Linear Phase IIR Filters? Part 2
The forward-backward method of turning any non-linear phase IIR into a "linear phase" one at a much lower hardware cost than the classic linear phase FIR implementation I showed in the previous blog post works great if you do not mind the large increase in latency. But what can be done if only approximate linear phase is needed but with a much lower latency?
Well, LWDF IIR filters can do that too. Remember that such a filter has an architecture like this:
It works by choosing coefficients in such a way so the phases of the two branches match each other very well in the pass band but are offset by 180 degrees in the stop band. The trick for achieving almost linear phase is to force every single coefficient in the odd branch to zero, then it effectively becomes a 2*K-1 delay and all delays have a linear phase transfer function. The even branch will be forced now to be very close to linear phase by constraining the pass band amplitude ripple - the less ripple you have, the closer the phase in the frequency band will be to linear.
Of course, there are no filters with a perfectly flat pass band, IIR or otherwise, so the phase of the resulting filter, which is the average of the phases of the two branches, will be almost linear. We can get as close as we want with a higher order filter but only in an asymptotic sense. And there is a price to be paid too, these "linear phase" IIRs have at least twice the order of non-linear Cauer (Elliptic) filters with similar amplitude transfer functions. Depending on the order of the FIR we want to replace (the larger the better) and the group delay ripple (the lower the harder it becomes), significant savings relative to a direct equiripple FIR implementation are still possible.

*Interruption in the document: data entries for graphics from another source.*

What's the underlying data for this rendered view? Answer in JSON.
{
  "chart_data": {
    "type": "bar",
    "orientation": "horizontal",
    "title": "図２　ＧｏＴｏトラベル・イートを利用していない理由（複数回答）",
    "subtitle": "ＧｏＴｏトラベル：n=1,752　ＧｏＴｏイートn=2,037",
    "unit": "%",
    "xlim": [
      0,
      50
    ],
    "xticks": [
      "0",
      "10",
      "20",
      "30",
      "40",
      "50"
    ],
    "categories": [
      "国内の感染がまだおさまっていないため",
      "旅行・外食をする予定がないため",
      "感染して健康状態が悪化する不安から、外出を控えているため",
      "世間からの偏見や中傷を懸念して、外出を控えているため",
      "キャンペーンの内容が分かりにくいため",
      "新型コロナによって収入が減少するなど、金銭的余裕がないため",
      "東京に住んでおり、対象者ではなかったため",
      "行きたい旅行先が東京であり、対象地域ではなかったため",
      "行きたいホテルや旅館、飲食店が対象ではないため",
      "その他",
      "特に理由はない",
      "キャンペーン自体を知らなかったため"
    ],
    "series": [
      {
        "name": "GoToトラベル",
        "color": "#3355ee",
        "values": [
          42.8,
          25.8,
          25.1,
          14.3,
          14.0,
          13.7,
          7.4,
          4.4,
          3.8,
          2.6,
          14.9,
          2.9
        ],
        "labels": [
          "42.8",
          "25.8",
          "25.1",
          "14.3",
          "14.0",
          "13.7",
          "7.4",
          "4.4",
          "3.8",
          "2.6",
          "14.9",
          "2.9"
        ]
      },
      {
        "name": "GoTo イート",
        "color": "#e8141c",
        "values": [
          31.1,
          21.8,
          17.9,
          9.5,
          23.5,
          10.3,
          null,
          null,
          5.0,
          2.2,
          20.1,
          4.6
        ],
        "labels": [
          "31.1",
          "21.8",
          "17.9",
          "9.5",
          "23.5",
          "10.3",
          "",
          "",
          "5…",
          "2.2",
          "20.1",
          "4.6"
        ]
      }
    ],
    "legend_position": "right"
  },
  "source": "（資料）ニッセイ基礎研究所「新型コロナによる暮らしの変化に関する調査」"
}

This type of filters is very well explained in fred harris's book Multirate Signal Processig for Communication Systrems, Second Edition which I highly recommended. The best $50 you can ever spend if you are into DSP. Chapter 11, Recursive Polyphase Filters is dedicated to this very subject. It even provides a Matlab tool to design such filters, and I used it to create a "linear phase" version of the second example IIR filter from Post 24. The specs were FS=1000MHz, f_p=240MHz, a_p<0.1mdB, f_s=260MHz and a_s=100dB. An Elliptic bireciprocal IIR filter of order 21, that used 10 multiplications met these requirements but its phase was highly non-linear. The equivalent equiripple half-band FIR design had of course linear phase but its order was N=303 and required 76 multipliers.
Rather than designing a single "linear phase" IIR filter with these specs, it is easier to design the square root filter and cascade two such filters. So here are the settings for a filter with half the passband ripple and half the stop band attenuation, which can be implemented with 24 multiplications. Here is the stop band transfer function:
the pass band ripple:
and the pass band group delay ripple:
The transfer function of the two cascaded filters is:
the pass band ripple also meets the specs:
and this is the group delay ripple:
The final design uses 48 multipliers, this is still 1.58x smaller than the equivalent FIR.
In conclusion, if the extra latency of the forward-backward method is unacceptable but some group delay ripple can be tolerated, there is a second way to address the problem of the high phase non-linearity of IIR filters.